> Hmm--meant to say "not speaking doesn't equal silence."
>
> Nuff said.
>
> Hal
If I am the 'Hmm', Hal, my post was not meaning to contradict your points,
Hal. My riff was A parallel or amplification of possibilities.
As to "silence" as a teaching technique, I like your method. Herb Kohl used
to do something similar. Enter a class and say nothing. there by compelling
the students to question and/or come up with their reasons for being there.
Ironically, in my family, my mom or dad were silent for a long time, it
usually meant somebody in one of their families had died.
By the way, and perhaps for the curious, I like Hal's imageswithoutwords
blog (below).
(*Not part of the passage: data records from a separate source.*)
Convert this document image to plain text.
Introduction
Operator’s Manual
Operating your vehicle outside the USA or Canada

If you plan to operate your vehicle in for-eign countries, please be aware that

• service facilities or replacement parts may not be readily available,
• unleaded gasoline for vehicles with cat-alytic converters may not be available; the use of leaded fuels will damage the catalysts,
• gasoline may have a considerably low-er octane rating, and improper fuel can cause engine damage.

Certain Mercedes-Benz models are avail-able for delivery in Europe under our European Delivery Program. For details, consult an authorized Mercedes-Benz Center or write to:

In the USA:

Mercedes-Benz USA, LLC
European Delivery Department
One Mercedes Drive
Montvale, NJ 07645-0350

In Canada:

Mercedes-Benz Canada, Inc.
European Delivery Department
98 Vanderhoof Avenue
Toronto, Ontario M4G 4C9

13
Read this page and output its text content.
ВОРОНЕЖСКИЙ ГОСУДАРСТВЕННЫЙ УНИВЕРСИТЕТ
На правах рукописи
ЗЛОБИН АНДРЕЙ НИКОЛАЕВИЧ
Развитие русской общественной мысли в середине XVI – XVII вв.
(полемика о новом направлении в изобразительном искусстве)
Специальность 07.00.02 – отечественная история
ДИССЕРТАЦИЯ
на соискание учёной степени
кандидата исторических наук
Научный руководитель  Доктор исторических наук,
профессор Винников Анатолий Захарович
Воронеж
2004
Silences that speak a volume. I still cannot shut-up most of
the time when I am around my own photos!
Stephen V
http://stephenvincent.net/blog/
"Once upon a time Baltimore was necessary."
> --Gertrude Stein
>
> Halvard Johnson
> ================
> [log in to unmask]
> [log in to unmask]
> http://home.earthlink.net/~halvard
> http://entropyandme.blogspot.com
> http://imageswithoutwords.blogspot.com
>
>
>
> On Nov 26, 2005, at 12:52 PM, Halvard Johnson wrote:
>
>> I'm not exactly sure what to explain, but even sensory-deprivation
>> tanks
>> don't even provide real (i.e., complete) silence, as John C. Lilly
>> found. If
>> one doesn't hear sounds from without, one hears sounds from within:
>> the heart, the central nervous system, the blood rushing through the
>> circulatory system, etc. No speaking doesn't equal silence. But I know
>> what you mean, Doug. Those uncomfortable silences take getting used
>> to. When I was teaching, though, I found myself able to maintain
>> silence
>> (my own) until students in discussion classes were so uncomfortable
>> they actually found they had something to say.
>>
>> I imagine that some deaf folks actually "hear" silence even though
>> they
>> can "speak" and be "spoken" by sign, gesture, etc.